Program: GS-2021B-Q-243

Title:Host-Galaxy Spectroscopy of Type Ia Supernovae
PI:Matthew Siebert
Co-I(s): Ryan Foley, David Jones, Cesar Rojas-Bravo, Georgios Dimitriadis

Abstract

Type Ia Supernovae (SN Ia) are precise cosmological distance indicators after correcting for their light-curve shape and color. However, even after those corrections, their Hubble residuals correlate with large-scale host-galaxy properties such as host mass and nuclear metallicity. Currently, the most precise cosmological analyses make an empirical correction based on the host mass, applying the same correction for all SNe from galaxies with the same mass regardless of redshift. This can introduce a systematic bias that is larger if the host galaxy demographics evolve significantly with redshift --- this is currently the case since the current low-z sample was compiled from SN searches that targeted massive galaxies while high-z surveys were untargeted.
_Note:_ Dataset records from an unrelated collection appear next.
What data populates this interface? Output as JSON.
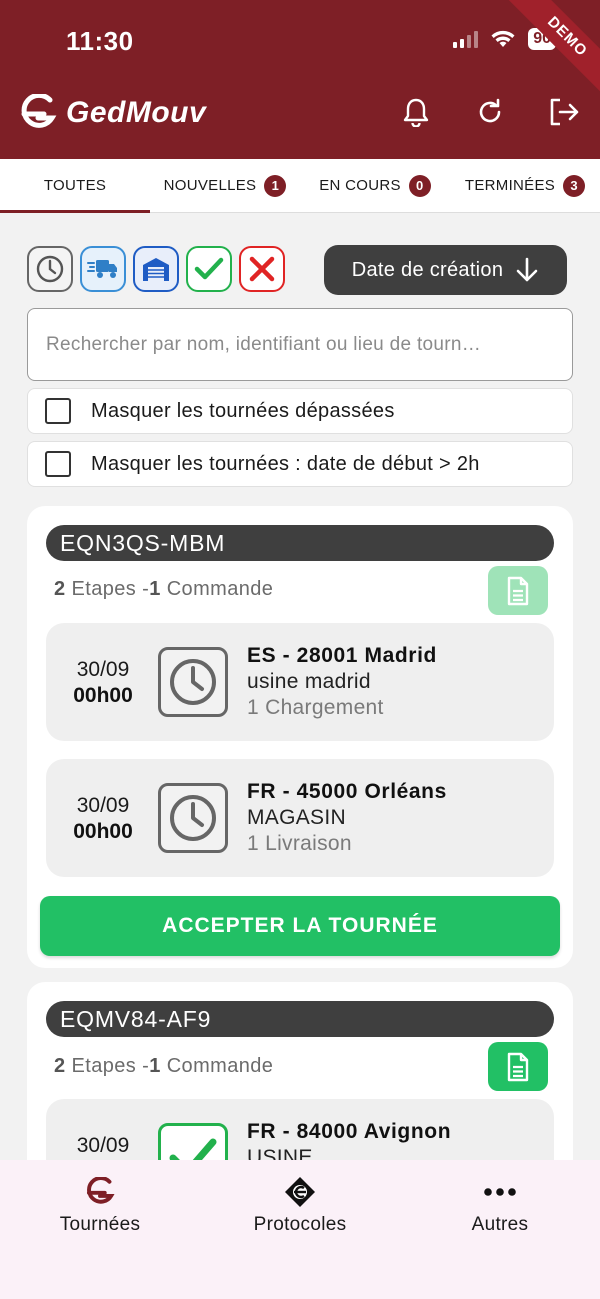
{
  "status_bar": {
    "time": "11:30",
    "battery": "90"
  },
  "ribbon": "DEMO",
  "app": {
    "name": "GedMouv"
  },
  "tabs": [
    {
      "label": "TOUTES",
      "badge": ""
    },
    {
      "label": "NOUVELLES",
      "badge": "1"
    },
    {
      "label": "EN COURS",
      "badge": "0"
    },
    {
      "label": "TERMINÉES",
      "badge": "3"
    }
  ],
  "filters": {
    "sort_label": "Date de création"
  },
  "search": {
    "placeholder": "Rechercher par nom, identifiant ou lieu de tourn…",
    "value": ""
  },
  "options": [
    {
      "label": "Masquer les tournées dépassées",
      "checked": false
    },
    {
      "label": "Masquer les tournées : date de début > 2h",
      "checked": false
    }
  ],
  "tours": [
    {
      "id": "EQN3QS-MBM",
      "steps_count": "2",
      "steps_label": "Etapes",
      "separator": "-",
      "orders_count": "1",
      "orders_label": "Commande",
      "stops": [
        {
          "date": "30/09",
          "time": "00h00",
          "status_icon": "clock-icon",
          "location": "ES - 28001 Madrid",
          "site": "usine madrid",
          "operation": "1 Chargement"
        },
        {
          "date": "30/09",
          "time": "00h00",
          "status_icon": "clock-icon",
          "location": "FR - 45000 Orléans",
          "site": "MAGASIN",
          "operation": "1 Livraison"
        }
      ],
      "accept_label": "ACCEPTER LA TOURNÉE"
    },
    {
      "id": "EQMV84-AF9",
      "steps_count": "2",
      "steps_label": "Etapes",
      "separator": "-",
      "orders_count": "1",
      "orders_label": "Commande",
      "stops": [
        {
          "date": "30/09",
          "time": "",
          "status_icon": "check-icon",
          "location": "FR - 84000 Avignon",
          "site": "USINE",
          "operation": ""
        }
      ]
    }
  ],
  "bottom_nav": [
    {
      "label": "Tournées",
      "icon": "gedmouv-logo-icon"
    },
    {
      "label": "Protocoles",
      "icon": "protocol-icon"
    },
    {
      "label": "Autres",
      "icon": "more-icon"
    }
  ],
  "colors": {
    "brand": "#7e1f26",
    "accept": "#22c065",
    "dark_pill": "#3f3f3f"
  }
}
New surveys such as the Foundation and Swope SN surveys draw their samples from untargeted surveys, matching the high-z strategy and reducing potential bias. But this hinges on obtaining host-galaxy redshifts for the lowest-luminosity galaxies, without which the sample is still biased to high-mass galaxies. We propose obtaining redshifts of the faintest galaxies in the Foundation and Swope samples to include these objects in the final cosmological analysis and mitigate this potential bias. Furthermore, we will obtain spectroscopic measurements of star-formation rate and metallicity, which may unravel the underlying cause of the empirical host-galaxy correction.